2 Dell R720xd Servers featuring: Dual E5-2697v2 Processors (12 cores @2.7–3.5GHz each), 384 GB of RAM (24x 16 GB DIMMs), 1x Intel P3608 4 TB NVMe PCIe SSD (RAID 0, 2 controllers per card), 24x Intel 710 200 GB SATA SSDs (RAID 10), Dual 10 Gbps network (Intel X540/I350 NDC).

https://nickcraver.com/blog/2016/03/29/stack-overflow-the-ha...

bcrosby95 · on Feb 5, 2020

Very far I would guess. 10 years ago we took a single bare metal database server running mysql with 8 cores and 64gb of memory to 8 million daily users. 15k requests per second of per user dynamic pages at peak load.

We did use memcached where we could.

gfodor · on Feb 5, 2020

Yeah 10 years ago you could support millions of users on a high traffic site on a single box. (This was on postgres in my case.) Today, I'd guess at least a 10x increase due to both software optimizations and increased hardware capabilities, if not significantly more.

Truthfully, unless you're working on some kind of non-transactional problem like analytics, even assuming you will need to shard the data or scale out reads ever due to user activity is borderline irrational unless you have extremely robust projections.
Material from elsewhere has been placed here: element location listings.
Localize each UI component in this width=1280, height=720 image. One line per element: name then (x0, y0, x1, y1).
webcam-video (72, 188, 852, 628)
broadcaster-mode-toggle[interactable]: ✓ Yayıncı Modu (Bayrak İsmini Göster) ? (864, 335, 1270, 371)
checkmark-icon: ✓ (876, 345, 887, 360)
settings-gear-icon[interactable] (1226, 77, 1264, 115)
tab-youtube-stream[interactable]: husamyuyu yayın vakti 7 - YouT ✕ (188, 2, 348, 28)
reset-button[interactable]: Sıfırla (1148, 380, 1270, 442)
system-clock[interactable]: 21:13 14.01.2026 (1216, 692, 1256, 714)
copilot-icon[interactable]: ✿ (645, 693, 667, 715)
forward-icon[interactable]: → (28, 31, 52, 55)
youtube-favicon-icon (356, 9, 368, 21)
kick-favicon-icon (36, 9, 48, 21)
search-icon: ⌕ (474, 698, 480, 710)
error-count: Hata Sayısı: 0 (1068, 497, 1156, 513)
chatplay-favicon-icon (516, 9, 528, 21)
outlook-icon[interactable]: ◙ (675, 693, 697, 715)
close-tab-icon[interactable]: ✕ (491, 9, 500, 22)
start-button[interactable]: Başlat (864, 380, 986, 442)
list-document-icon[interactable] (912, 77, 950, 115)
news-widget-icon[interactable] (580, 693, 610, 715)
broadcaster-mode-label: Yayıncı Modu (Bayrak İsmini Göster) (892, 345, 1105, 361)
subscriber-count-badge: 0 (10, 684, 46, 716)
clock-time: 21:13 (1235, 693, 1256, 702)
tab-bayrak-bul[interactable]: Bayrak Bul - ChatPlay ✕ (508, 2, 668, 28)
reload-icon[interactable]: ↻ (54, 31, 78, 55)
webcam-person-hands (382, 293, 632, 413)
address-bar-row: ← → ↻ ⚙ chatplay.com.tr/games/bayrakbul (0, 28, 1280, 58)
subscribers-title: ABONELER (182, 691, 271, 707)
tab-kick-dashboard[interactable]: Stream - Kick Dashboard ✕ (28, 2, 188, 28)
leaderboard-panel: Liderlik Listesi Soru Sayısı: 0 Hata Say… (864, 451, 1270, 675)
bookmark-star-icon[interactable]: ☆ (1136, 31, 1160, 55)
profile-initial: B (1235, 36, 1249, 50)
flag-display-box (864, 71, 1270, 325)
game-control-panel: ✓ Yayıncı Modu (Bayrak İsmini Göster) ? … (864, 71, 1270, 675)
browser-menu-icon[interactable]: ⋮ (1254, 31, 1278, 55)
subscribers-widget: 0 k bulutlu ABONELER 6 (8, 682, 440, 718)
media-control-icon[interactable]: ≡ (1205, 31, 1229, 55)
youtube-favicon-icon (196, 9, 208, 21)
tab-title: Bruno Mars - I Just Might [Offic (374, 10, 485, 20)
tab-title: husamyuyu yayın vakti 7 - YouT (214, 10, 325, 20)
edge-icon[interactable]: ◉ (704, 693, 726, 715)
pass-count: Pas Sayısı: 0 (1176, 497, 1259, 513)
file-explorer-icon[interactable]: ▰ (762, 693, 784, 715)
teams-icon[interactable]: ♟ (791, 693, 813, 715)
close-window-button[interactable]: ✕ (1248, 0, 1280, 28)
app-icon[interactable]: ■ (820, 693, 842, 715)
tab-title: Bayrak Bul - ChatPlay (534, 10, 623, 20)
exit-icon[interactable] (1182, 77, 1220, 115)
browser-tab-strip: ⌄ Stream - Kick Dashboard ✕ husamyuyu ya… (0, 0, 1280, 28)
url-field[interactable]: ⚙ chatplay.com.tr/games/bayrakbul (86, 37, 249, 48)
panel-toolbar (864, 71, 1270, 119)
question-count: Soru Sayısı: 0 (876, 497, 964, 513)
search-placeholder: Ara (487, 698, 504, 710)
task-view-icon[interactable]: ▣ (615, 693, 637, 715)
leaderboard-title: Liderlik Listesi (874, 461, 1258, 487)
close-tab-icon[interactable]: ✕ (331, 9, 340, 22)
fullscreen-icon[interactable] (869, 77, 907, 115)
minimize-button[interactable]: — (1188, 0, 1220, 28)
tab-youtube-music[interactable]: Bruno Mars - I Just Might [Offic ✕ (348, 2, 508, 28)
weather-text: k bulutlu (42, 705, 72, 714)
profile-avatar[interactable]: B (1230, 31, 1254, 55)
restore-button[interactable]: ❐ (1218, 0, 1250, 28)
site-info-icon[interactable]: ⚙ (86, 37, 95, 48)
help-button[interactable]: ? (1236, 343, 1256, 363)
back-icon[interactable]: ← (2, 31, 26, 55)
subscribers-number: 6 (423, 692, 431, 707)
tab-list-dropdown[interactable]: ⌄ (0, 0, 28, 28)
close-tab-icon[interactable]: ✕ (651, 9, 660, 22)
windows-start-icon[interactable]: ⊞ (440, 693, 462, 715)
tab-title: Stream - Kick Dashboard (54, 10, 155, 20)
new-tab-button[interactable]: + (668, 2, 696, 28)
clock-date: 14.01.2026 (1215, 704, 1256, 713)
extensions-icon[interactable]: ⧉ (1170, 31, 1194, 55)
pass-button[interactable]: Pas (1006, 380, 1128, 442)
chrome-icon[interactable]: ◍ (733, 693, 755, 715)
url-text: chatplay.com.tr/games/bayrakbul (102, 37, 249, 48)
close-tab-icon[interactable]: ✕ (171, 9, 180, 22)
The database will be the last domino to fall after you've added sufficient caching and software optimization. It's so far down field for most projects (and the incidental complexity cost so high) that my personal bias is that even having the conversation about such things on most projects isn't even worth the opportunity cost vs talking about something else.

Even then, the first thing to fall over will probably be write heavy analytics-like tables that are usually append only due to index write load. Out of the box, you can often 'solve' this by partitioning the table (instead of sharding.) In modern DBs, this is a simple schema change.